Berdiel started his political career in 1986 when he was elected to the Municipal Legislative Assembly of Adjuntas. In January, 1987, he started serving at the Finance Office of the Municipality of Adjuntas and in 1993 started working as Aide to the Mayor. He also worked at the Puerto Rico Electric Power Authority office in Bonacillo since February 1995. He was again elected to the Municipal Assembly at the 2000 elections.

Berdiel was elected to the Senate of Puerto Rico in 2008, along with Larry Seilhamer, being the first time the New Progressive Party had won that district in 16 years. in this term, he presided the Commission of Agriculture, and was vice president of the Special Commission oh the Port of Las Américas.

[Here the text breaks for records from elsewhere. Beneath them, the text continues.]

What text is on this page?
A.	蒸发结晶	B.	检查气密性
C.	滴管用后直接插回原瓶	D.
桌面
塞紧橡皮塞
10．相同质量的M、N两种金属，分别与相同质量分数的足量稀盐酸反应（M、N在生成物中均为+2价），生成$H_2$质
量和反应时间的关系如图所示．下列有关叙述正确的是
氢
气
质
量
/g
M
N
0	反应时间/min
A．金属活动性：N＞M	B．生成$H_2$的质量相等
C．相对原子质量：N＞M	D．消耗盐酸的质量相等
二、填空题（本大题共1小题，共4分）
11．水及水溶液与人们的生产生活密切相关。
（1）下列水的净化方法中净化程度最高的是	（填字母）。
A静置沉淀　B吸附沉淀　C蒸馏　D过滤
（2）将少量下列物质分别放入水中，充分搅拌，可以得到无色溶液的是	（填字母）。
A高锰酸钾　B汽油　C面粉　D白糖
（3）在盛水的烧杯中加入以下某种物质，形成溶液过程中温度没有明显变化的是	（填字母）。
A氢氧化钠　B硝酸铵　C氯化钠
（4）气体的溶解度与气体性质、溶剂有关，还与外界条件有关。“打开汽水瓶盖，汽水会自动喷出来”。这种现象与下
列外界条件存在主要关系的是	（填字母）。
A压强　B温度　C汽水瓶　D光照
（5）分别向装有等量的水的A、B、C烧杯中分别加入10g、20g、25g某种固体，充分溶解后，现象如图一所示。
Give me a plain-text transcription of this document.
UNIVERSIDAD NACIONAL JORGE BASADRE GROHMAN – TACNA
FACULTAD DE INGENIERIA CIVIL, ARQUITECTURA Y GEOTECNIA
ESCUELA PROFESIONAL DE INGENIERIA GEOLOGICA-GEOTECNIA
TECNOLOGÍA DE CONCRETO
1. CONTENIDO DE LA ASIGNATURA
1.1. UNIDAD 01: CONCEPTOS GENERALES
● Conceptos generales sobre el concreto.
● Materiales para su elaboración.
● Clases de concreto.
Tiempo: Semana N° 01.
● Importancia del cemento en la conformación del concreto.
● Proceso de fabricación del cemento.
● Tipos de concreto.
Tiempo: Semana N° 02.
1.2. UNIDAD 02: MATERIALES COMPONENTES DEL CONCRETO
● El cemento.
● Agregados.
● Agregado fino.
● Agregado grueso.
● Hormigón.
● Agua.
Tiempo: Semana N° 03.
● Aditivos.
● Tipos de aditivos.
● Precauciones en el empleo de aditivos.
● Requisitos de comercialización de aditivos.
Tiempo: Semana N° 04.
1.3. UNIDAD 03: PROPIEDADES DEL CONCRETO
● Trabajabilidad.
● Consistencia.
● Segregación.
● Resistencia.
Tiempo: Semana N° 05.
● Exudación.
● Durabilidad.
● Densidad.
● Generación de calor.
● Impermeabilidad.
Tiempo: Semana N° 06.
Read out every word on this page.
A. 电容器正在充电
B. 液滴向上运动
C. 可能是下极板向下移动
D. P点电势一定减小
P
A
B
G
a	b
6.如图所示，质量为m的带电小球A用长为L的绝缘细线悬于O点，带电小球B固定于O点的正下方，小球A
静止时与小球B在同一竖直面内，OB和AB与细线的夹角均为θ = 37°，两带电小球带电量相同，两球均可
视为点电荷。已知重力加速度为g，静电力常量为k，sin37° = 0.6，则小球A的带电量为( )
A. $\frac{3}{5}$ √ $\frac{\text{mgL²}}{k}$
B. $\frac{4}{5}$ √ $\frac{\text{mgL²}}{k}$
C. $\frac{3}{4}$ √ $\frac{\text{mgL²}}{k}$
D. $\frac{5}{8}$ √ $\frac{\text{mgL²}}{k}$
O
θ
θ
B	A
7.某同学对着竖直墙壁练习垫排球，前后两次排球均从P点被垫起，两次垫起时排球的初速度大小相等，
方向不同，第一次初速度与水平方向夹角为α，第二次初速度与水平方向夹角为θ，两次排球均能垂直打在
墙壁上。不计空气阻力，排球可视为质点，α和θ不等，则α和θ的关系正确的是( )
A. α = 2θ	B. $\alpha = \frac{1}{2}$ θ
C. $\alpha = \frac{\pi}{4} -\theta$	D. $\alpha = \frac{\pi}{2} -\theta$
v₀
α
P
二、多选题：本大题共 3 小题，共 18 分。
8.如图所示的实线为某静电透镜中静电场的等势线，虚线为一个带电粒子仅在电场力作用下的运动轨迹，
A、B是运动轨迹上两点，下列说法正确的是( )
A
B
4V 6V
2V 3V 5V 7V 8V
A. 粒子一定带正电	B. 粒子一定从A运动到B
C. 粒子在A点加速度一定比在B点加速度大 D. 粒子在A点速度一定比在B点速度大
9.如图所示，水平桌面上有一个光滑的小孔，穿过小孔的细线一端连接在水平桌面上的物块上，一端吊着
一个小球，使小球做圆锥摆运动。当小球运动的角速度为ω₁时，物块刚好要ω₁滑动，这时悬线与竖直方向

In 2016, Berdiel was elected once more for the Senate. Berdiel Rivera is currently presiding the Commission of Agriculture. He is the vice president for the Committee on Environmental Health and National Resources, the Committee on Development of the South Central Region and the Committee on Ethics and Public Integrity. Moreover, he is also the Secretary in the Committee on Appointments and the Committee on Public Safety.

In 2017, he opposed a senate project that would have prohibited the use of glyphosate (a carcinogen) in the public areas of Puerto Rico.

==Personal life==

Berdiel has been married to Jannette Rivera since December 1989. They have two children together: Luis Miguel and Janeliz Berdiel.